Ik begrijp mijn ervaringen nu beter
Net als mijn zoontje kreeg ik aanvankelijk onvoldoende zorg. Na mijn eerste opname kwam ik in behandeling bij de GGZ, maar daar ging het alleen over maar over medicatie. De psychiater besteedde geen aandacht aan de verwerking van mijn psychoses. Waar de GGZ het liet afweten, was mijn man er wel voor mij. We spraken over dieptepsychologie en Carl Jung en daardoor kon ik mijn ervaringen beter begrijpen. In een van mijn psychoses had ik bijvoorbeeld een fascinatie voor taal. Achteraf denk ik dat dit komt omdat mijn zoontje spraakproblemen had. Er kwam na zijn geboorte zoveel op me af, ik kon niet ineens verwerken welke gevolgen het 22Q11-syndroom had voor ons. Tijdens mijn psychose deed ik dat alsnog.

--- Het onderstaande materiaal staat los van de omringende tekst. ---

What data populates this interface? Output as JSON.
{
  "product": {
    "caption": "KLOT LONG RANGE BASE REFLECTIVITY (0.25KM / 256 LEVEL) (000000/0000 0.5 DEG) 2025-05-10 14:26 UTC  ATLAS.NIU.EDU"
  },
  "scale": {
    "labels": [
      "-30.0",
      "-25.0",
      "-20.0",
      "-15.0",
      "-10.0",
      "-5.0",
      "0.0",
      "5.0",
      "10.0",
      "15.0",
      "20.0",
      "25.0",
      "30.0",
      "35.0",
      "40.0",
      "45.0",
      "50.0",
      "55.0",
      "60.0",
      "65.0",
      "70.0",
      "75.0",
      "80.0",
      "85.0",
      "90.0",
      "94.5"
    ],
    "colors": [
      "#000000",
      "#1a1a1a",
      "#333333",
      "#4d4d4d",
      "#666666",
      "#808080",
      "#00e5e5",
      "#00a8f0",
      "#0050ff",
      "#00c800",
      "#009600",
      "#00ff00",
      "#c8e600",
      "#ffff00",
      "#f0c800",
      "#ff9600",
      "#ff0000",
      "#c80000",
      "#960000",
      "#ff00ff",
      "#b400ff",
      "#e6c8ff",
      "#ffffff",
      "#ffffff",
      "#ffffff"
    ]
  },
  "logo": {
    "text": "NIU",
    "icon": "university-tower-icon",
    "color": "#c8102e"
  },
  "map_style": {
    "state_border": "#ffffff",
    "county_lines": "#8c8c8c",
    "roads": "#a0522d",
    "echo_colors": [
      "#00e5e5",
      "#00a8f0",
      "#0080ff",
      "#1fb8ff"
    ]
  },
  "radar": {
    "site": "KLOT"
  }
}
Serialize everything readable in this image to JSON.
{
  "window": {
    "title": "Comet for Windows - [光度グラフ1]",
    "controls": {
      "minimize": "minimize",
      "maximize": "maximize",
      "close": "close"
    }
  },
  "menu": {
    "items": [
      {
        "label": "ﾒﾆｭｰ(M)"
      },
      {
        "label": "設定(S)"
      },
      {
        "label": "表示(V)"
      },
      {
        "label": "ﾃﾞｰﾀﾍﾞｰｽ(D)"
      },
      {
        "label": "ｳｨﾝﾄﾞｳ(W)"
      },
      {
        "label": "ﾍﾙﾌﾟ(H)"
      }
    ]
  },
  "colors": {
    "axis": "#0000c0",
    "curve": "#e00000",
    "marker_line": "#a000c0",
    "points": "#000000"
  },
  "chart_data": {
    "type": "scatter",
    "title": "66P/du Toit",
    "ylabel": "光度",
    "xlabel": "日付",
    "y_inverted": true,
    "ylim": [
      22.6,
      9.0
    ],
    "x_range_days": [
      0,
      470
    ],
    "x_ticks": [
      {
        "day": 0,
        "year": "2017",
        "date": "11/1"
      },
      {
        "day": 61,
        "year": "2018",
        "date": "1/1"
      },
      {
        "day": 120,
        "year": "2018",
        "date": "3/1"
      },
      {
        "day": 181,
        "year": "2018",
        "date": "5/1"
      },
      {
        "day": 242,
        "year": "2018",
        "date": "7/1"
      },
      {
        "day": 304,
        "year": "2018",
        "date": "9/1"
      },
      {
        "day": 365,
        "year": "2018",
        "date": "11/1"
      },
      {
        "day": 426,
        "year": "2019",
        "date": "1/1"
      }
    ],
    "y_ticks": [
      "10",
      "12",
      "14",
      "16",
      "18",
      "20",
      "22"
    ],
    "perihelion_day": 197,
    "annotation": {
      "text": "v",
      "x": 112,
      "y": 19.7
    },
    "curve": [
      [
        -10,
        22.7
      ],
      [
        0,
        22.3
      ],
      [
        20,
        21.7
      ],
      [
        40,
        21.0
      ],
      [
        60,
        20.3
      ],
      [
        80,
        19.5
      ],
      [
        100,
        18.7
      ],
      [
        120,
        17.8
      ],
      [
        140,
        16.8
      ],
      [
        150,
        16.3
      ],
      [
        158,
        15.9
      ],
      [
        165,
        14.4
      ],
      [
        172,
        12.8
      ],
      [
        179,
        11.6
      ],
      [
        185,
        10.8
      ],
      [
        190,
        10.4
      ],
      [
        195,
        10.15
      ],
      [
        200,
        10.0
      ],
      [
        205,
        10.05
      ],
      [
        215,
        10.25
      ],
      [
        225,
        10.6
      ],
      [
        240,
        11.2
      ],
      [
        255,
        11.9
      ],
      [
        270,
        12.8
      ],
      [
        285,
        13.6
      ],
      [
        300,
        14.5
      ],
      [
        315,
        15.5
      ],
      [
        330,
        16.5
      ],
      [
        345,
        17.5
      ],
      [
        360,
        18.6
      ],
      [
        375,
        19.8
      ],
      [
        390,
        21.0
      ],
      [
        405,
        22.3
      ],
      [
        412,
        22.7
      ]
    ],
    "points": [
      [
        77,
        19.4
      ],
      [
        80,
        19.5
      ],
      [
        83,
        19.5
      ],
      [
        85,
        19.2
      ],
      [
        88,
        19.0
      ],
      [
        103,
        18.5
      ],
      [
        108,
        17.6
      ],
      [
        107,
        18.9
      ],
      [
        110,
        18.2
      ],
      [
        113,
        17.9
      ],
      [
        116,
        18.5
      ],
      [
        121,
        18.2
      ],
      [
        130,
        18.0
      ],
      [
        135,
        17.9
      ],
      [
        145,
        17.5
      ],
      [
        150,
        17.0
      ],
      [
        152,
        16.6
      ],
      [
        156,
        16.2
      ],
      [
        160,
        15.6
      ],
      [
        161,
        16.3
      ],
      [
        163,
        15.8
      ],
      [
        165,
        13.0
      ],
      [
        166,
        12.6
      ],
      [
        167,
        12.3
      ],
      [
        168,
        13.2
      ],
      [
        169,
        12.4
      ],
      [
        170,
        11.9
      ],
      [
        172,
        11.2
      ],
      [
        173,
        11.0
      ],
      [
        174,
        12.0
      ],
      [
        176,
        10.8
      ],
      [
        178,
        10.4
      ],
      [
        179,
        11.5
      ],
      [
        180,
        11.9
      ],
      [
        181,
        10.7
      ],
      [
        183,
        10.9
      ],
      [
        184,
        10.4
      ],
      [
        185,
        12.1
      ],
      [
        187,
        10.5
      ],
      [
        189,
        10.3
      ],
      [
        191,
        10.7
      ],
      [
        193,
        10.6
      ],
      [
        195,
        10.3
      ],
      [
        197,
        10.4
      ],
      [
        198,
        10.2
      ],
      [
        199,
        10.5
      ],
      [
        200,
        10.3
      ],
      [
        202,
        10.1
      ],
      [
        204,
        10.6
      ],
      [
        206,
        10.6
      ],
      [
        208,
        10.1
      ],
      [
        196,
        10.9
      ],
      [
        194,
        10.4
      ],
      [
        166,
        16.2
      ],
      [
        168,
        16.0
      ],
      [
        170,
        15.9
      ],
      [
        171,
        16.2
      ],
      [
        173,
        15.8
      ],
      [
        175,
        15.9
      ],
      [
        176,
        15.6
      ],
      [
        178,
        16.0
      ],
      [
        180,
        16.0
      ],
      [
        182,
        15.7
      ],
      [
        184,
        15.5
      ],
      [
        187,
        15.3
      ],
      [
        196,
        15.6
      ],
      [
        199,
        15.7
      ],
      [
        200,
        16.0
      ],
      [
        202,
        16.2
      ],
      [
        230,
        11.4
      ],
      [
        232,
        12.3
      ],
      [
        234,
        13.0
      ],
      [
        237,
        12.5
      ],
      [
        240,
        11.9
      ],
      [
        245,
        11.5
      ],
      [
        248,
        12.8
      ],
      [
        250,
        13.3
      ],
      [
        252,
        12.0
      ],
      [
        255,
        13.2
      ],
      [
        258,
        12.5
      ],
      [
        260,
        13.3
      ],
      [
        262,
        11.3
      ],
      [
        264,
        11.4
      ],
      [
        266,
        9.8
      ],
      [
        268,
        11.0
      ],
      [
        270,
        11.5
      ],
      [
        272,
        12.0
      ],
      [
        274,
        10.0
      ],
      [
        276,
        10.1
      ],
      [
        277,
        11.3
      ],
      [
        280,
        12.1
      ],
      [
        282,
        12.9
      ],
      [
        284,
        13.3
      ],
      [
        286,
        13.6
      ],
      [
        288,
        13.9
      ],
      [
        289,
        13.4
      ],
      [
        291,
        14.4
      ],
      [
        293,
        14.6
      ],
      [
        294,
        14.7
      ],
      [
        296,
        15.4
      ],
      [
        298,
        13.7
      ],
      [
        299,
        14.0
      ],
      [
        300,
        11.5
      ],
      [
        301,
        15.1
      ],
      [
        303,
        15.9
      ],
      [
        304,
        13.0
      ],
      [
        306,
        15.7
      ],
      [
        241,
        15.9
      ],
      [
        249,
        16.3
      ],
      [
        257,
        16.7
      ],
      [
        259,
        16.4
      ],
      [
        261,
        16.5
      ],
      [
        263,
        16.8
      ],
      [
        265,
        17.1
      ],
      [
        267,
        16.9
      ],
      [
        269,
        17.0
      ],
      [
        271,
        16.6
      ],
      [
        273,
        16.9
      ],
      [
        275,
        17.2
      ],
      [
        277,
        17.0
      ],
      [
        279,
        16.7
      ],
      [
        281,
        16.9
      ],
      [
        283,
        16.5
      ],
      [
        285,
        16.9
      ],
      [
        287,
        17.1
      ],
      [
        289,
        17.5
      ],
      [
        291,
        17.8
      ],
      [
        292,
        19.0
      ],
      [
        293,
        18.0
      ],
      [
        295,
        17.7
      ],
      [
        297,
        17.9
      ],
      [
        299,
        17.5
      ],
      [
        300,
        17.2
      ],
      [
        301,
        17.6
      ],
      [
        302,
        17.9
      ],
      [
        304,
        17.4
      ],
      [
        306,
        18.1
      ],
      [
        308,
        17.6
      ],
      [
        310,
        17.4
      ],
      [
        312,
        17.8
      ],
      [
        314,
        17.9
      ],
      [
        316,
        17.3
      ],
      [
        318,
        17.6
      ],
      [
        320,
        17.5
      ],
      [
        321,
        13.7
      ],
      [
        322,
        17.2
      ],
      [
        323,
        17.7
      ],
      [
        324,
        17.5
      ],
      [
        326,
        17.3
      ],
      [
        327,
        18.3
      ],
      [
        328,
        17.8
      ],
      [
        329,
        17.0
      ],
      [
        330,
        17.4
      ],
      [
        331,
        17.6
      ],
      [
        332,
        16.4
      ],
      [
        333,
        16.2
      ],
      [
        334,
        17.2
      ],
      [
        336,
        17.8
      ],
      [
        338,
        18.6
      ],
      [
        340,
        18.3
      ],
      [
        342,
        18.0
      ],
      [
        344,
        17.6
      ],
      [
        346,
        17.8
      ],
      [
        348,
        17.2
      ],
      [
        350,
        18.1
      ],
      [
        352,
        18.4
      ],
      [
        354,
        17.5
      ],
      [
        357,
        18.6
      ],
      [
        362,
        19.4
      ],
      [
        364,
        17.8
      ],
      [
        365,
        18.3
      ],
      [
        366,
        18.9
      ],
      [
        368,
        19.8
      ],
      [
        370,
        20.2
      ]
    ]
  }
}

Gelukkig heb ik nu een betere psychiater gevonden. Door het 22Q11-syndroom kan mijn medicatie op een andere manier afgebroken worden in mijn lever waardoor ik veel last heb van bijwerkingen. Mijn psychiater onderzoekt nu of dat bij mij ook het geval is. Hij staat, net als mijn man, achter mijn beslissing om af te bouwen met mijn medicatie.
Ik heb het ervoor over
Natuurlijk loop ik weer het risico op een psychose, maar dat heb ik ervoor over. Ik wil weten of ik ook zonder medicatie kan leven, want de bijwerkingen van de medicatie zijn zwaar. Wel heb ik me goed voorbereid. Voor de zekerheid heb ik een voorwaardelijke zorgmachtiging en mijn partner houdt me in de gaten. Het enige wat ik nu kan doen is stress vermijden en zorgen voor structuur. Wat de toekomst ook brengt, ik ben blij dat ik en mijn zoontje nu goede zorg krijgen.”
* Vanwege privacyredenen zijn namen en details aangepast.